Kamis, 20 Februari 2014
Workshop
Dulu, sewaktu Jahja Umar, Ph.D yang menjabat direktur jenderal pendidikan Islam hampir semua kegiatan di direktorat yang berbunyi workshop, pasti dicoret oleh beliau. Menurut beliau workshop itu hanya membuang buang uang, dan hasilnya sudah bisa ditebak sebelum acara digelar. Beliau mencontohkan bahwa penataran para guru biasanya hanya menghasilkan selembar sertifikat. Bahkan, sertifikat sudah ditandatanganinya jauh jauh hari sebelum workshop digelar. Workshop seperti ini tidak akan menghasilkan apa-apa. Pada waktu itu, para kasu dit mencari akal agar mengubah kegiatan yang berbau workshop agar tidak terdeteksi sebagai kegiatan yang bukan workshop. Waktu itu, setiap subdit harus memiliki kecanggihan ide agar bis membuat program yang dapat menghasilkan sesuatu. Setiap program harus bisa menjanjikan hasil atau out put dari kegiatan tersebut.
Kebijakan Jahja Umar menjadi menarik.Karena setiap kegiatan yang telah menjadi program harus bermakna bagi bangsa. Setiap rupiah yang dihabiskan untuk sebuah program harus berdampak pada perbaikan daya saing bangsa.

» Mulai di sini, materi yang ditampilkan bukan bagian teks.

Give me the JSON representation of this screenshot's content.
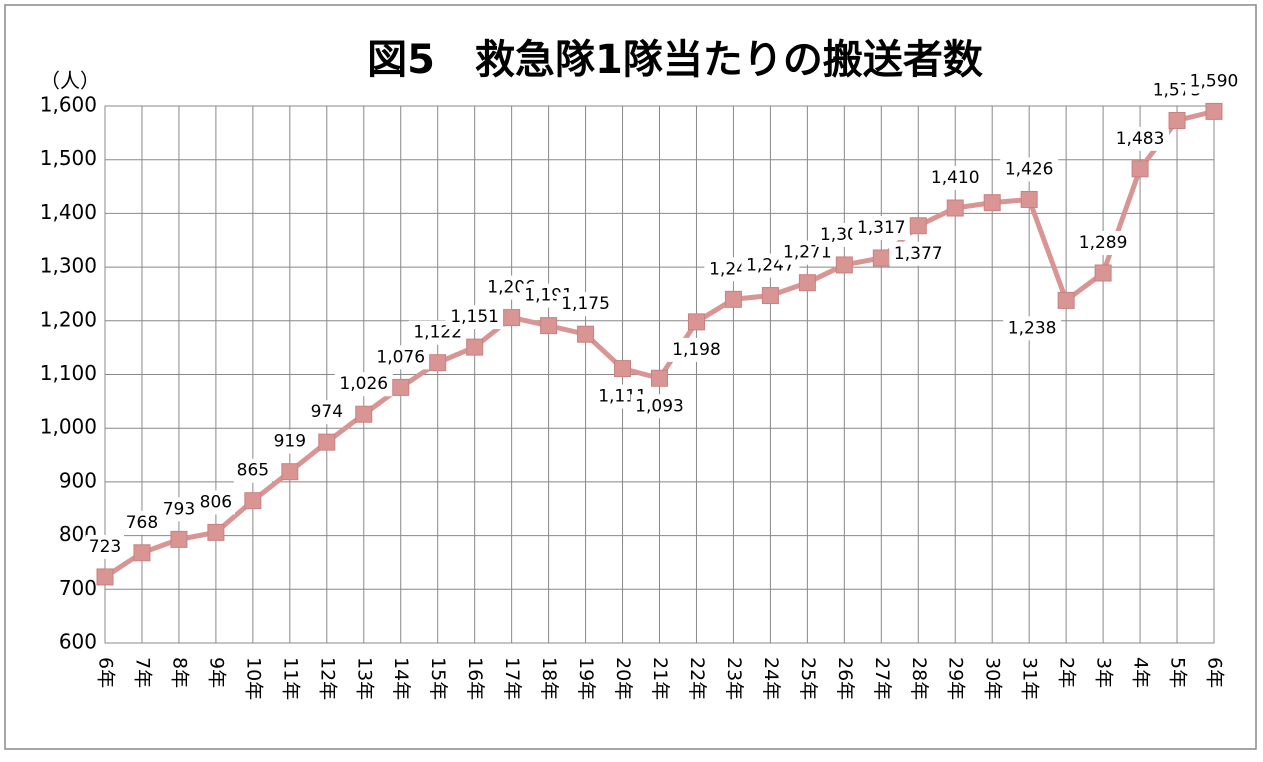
{
  "chart_data": {
    "type": "line",
    "title": "図5　救急隊1隊当たりの搬送者数",
    "y_label": "（人）",
    "categories": [
      "6年",
      "7年",
      "8年",
      "9年",
      "10年",
      "11年",
      "12年",
      "13年",
      "14年",
      "15年",
      "16年",
      "17年",
      "18年",
      "19年",
      "20年",
      "21年",
      "22年",
      "23年",
      "24年",
      "25年",
      "26年",
      "27年",
      "28年",
      "29年",
      "30年",
      "31年",
      "2年",
      "3年",
      "4年",
      "5年",
      "6年"
    ],
    "series": [
      {
        "name": "搬送者数",
        "color": "#d99594",
        "values": [
          723,
          768,
          793,
          806,
          865,
          919,
          974,
          1026,
          1076,
          1122,
          1151,
          1206,
          1191,
          1175,
          1111,
          1093,
          1198,
          1240,
          1247,
          1271,
          1304,
          1317,
          1377,
          1410,
          1420,
          1426,
          1238,
          1289,
          1483,
          1573,
          1590
        ],
        "value_labels": [
          "723",
          "768",
          "793",
          "806",
          "865",
          "919",
          "974",
          "1,026",
          "1,076",
          "1,122",
          "1,151",
          "1,206",
          "1,191",
          "1,175",
          "1,111",
          "1,093",
          "1,198",
          "1,240",
          "1,247",
          "1,271",
          "1,304",
          "1,317",
          "1,377",
          "1,410",
          null,
          "1,426",
          "1,238",
          "1,289",
          "1,483",
          "1,573",
          "1,590"
        ]
      }
    ],
    "ylim": [
      600,
      1600
    ],
    "yticks": [
      600,
      700,
      800,
      900,
      {
        "value": 1000,
        "label": "1,000"
      },
      {
        "value": 1100,
        "label": "1,100"
      },
      {
        "value": 1200,
        "label": "1,200"
      },
      {
        "value": 1300,
        "label": "1,300"
      },
      {
        "value": 1400,
        "label": "1,400"
      },
      {
        "value": 1500,
        "label": "1,500"
      },
      {
        "value": 1600,
        "label": "1,600"
      }
    ],
    "grid": true
  }
}
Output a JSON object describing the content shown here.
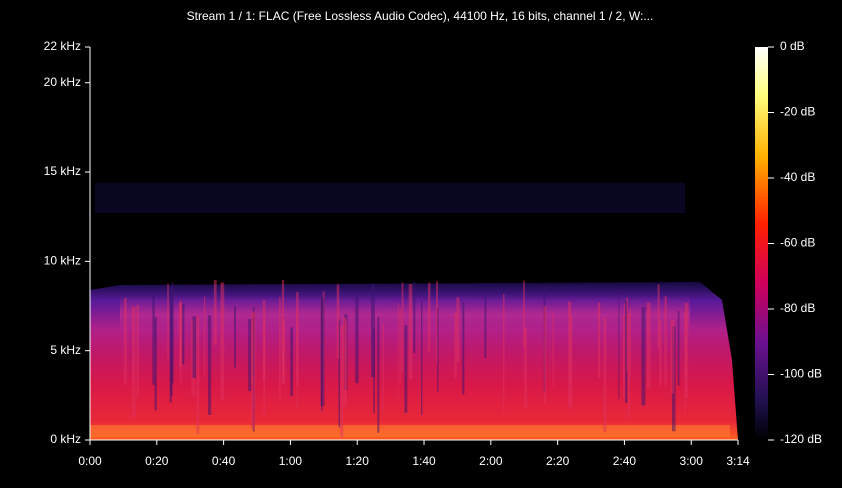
{
  "chart_data": {
    "type": "spectrogram",
    "title": "Stream 1 / 1: FLAC (Free Lossless Audio Codec), 44100 Hz, 16 bits, channel 1 / 2, W:...",
    "xlim": [
      0,
      194
    ],
    "xticks": [
      {
        "value": 0,
        "label": "0:00"
      },
      {
        "value": 20,
        "label": "0:20"
      },
      {
        "value": 40,
        "label": "0:40"
      },
      {
        "value": 60,
        "label": "1:00"
      },
      {
        "value": 80,
        "label": "1:20"
      },
      {
        "value": 100,
        "label": "1:40"
      },
      {
        "value": 120,
        "label": "2:00"
      },
      {
        "value": 140,
        "label": "2:20"
      },
      {
        "value": 160,
        "label": "2:40"
      },
      {
        "value": 180,
        "label": "3:00"
      },
      {
        "value": 194,
        "label": "3:14"
      }
    ],
    "ylim": [
      0,
      22
    ],
    "yticks": [
      {
        "value": 0,
        "label": "0 kHz"
      },
      {
        "value": 5,
        "label": "5 kHz"
      },
      {
        "value": 10,
        "label": "10 kHz"
      },
      {
        "value": 15,
        "label": "15 kHz"
      },
      {
        "value": 20,
        "label": "20 kHz"
      },
      {
        "value": 22,
        "label": "22 kHz"
      }
    ],
    "zlim": [
      -120,
      0
    ],
    "zticks": [
      {
        "value": 0,
        "label": "0 dB"
      },
      {
        "value": -20,
        "label": "-20 dB"
      },
      {
        "value": -40,
        "label": "-40 dB"
      },
      {
        "value": -60,
        "label": "-60 dB"
      },
      {
        "value": -80,
        "label": "-80 dB"
      },
      {
        "value": -100,
        "label": "-100 dB"
      },
      {
        "value": -120,
        "label": "-120 dB"
      }
    ]
  }
}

Workshop biasa diplesetkan menjadi work and shop. Work adalah kerja. Dan shop adalah belanja. Bahkan ada yang membaliknya. Shop and work. Shop, belanja dulu baru kerja. Hal ini bisa terjadi kalau kegiatan workshop ini digelar pada di kota seperti Bandung, Jakarta, Jogjakarta, surabaya sebagai surga belanja. Bahkan kota kota tersebut juga dikenal sebagai pusat kuliner. Apalagi kalau kegiatan dimaksud dilaksanakan pada tempat tempat yang eksotik.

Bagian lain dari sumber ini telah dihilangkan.